One of the things I was told to expect, is that Luke’s emotions would be dampened. That meant that he would not feel extreme emotions at all. He would not get really angry nor would he get really happy. It was possible he would not laugh much, but then again, he would not feel deep sadness either. A curse followed by a blessing. Some of this has held true but not all. He can get very, very angry (usually at me, but then isn’t that how it goes?), but it does not last long. It is almost impossible for him to feel embarrassment. He does feel sadness to a point, but not to the depth of other people. And that I consider a good thing. He did feel sadness and grief when his grandparents died, but it was short lived and he dwells on fond memories.
But what I hated the most was not hearing him laugh. I had always loved the sound of him giggling. He would get so tickled and had the funniest “hee, hee, hee” laugh you have ever heard. Watching Tim Allen’s “Tool Man” routine would send him into gales of laughter that was as funny to watch as Tim was. The thought of not hearing that sound again hurt. Then, about a year after the wreck, a friend was over and showing me a book she had bought for her son, “The Stinky Cheese Man”. Luke was with me for the weekend and she was reading it to us. I laughed, she laughed and Luke grinned. Then, slowly he began to chuckle, then giggle and then came the “hee, hee, hees”. He laughed until tears rolled down his face and he had to hold his stomach. And oh how I laughed and cried. He still doesn’t laugh as much as he did, but he can really get wound up and it is such a joyful sound, my favorite sound in the world.

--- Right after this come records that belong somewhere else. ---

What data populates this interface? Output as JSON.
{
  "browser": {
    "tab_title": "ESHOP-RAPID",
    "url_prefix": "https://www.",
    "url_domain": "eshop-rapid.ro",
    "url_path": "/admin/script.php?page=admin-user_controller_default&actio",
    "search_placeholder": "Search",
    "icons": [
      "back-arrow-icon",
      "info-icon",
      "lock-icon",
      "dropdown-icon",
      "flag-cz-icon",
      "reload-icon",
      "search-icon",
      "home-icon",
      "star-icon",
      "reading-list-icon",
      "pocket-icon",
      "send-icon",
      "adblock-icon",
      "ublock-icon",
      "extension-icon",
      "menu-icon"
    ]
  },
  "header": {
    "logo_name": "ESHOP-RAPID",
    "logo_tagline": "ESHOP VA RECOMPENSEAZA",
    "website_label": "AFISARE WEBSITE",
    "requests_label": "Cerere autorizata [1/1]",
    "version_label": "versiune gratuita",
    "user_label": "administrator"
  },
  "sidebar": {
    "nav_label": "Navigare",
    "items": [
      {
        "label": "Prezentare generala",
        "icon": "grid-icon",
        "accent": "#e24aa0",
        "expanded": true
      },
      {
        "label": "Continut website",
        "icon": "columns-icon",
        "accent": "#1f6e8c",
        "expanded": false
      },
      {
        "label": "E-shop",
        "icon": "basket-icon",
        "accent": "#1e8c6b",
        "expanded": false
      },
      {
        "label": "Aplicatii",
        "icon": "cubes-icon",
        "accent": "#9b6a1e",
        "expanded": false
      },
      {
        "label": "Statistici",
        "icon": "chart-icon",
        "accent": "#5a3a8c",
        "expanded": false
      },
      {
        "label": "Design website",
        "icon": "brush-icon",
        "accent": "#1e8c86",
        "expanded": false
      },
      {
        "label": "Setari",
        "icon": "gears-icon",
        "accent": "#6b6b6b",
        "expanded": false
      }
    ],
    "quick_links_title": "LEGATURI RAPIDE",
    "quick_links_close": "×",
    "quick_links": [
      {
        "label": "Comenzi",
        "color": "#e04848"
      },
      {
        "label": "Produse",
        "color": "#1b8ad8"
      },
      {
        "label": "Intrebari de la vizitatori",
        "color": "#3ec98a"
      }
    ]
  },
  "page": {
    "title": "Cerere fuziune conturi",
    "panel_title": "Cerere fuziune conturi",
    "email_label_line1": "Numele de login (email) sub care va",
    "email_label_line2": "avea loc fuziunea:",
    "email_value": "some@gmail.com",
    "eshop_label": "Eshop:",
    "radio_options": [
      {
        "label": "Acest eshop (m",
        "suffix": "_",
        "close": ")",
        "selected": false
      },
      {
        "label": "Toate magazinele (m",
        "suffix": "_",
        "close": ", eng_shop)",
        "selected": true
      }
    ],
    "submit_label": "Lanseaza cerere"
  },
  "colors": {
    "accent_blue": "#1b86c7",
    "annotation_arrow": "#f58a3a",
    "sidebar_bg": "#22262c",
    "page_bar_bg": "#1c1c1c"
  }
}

Today, most people don’t recognize that Luke is damaged. So many of the things we expected to happen didn’t. He didn’t have the great personality changes so many have had. In some ways, he became more of what he was. He was always gentle and kind, he still is. His patience with the elderly and infirm is amazing. He loves little children (unless they are too loud or crying, that upsets him). He does not judge, but that can be a problem sometimes. His best friend is an elderly black man across the street. I love seeing them head off to drink coffee. While his speech and mannerisms are more precise in many ways, he has to be reminded sometimes that there are some things that just are not appropriate to say. Basically, when one first meets Luke, one feels something is “off” but can’t quite tell what. Nort never knew the Before Luke, just this one. And he loves him and has more patience with him than I do most of the time.
Do I wish this had never happened? Hell yes. Do I think it was unfair? Hell yes. But I have my son and I love him so much and that is something that some people don’t get to have. I don’t play the What If game, ever. I do forget sometimes to remember the What Could Have Been and when I do, I’m brought to my knees. I could have lost him, and I didn’t.
So, this year we mark a milestone. Twenty years. Wow. And if that is not cause for celebration, I don’t know what is. I am pretty sure that when I ask Luke what he wants to do to celebrate, he is going to say, “Go eat some seafood!” And you know what, that’s exactly what we will do.